I can attest to that! I get lots of nice pearling now after I started using a ceramic disk diffuser placed directly beneath the filter outflow....shoots those tiny bubbles all over the place


----------



## J86 (Feb 10, 2006)

i'm kinda a n00b at planted tanks, what does "pearling" mean? and does any 1 have a pic?


----------



## JenThePlantGeek (Mar 27, 2006)

Pearling is when these tiny little bubbles of oxygen form all over your plants making them sparkle. Sometimes the plants make so much O2 that there is a steady stream of bubbles coming up from the plant.
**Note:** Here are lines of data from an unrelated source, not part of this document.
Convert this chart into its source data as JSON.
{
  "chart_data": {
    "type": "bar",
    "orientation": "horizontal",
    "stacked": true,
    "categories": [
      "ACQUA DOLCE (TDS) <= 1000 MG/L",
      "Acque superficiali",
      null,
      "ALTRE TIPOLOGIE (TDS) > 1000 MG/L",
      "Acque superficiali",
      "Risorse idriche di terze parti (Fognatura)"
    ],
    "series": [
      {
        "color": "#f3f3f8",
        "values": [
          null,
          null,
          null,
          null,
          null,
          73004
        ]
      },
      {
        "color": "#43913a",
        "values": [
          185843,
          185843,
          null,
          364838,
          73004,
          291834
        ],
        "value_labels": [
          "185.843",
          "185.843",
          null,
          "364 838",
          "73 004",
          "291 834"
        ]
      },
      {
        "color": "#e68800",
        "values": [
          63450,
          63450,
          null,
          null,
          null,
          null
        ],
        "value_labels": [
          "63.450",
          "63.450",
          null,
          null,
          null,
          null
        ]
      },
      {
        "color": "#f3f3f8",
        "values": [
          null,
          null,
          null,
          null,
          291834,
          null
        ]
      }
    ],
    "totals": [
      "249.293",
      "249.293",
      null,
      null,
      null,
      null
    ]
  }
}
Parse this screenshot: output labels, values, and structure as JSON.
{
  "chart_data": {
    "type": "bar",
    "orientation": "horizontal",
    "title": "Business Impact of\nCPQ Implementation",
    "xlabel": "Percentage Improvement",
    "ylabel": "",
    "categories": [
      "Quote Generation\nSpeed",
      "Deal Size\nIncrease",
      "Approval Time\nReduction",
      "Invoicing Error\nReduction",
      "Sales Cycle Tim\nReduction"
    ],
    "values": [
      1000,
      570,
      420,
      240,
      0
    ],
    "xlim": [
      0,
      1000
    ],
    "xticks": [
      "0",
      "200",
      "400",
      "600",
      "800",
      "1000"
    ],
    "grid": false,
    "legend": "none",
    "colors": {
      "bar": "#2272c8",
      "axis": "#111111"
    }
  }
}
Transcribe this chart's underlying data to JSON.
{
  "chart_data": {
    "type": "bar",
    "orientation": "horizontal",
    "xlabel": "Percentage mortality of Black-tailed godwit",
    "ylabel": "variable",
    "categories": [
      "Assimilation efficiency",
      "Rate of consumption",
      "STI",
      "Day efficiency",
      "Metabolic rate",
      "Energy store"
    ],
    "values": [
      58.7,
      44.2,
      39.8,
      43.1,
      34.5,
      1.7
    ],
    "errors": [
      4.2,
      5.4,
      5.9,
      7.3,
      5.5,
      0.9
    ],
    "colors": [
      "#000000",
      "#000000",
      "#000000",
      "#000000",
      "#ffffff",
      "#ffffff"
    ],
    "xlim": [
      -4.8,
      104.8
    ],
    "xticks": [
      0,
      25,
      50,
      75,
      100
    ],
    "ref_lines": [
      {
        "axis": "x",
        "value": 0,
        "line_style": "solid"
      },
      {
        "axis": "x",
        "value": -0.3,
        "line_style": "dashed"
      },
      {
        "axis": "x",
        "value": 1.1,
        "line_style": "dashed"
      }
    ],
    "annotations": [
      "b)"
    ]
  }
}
Sorry I don't have a picture.


----------



## ianiwane (Sep 7, 2004)

like someone stated earlier, pearling only happens when O2 is saturated. If you have a high fish load it may never hit saturation.


----------



## Naja002 (Oct 12, 2005)

Pearling Ricca




.


----------



## festus (Jul 11, 2005)

Bubbles on plants immediately after a water change, or for a day or so thereafter, have absolutely nothing to do with CO2 injection and/or plants producing O2, and hence are not pearling.

Its simply the release of suspended O2 in the water adhering to whatever surfaces are available.

Take a brand new tank, fill it with water, look at the bubbles on the side. Its the same thing.


----------



## festus (Jul 11, 2005)

JenThePlantGeek,

I heard someone suggest that if you have a plant that produces a steady stream of bubbles from one point that the plant has some sort of minor damage at that point.

I usually have a few plants that do that though most just pearl the normal way.


----------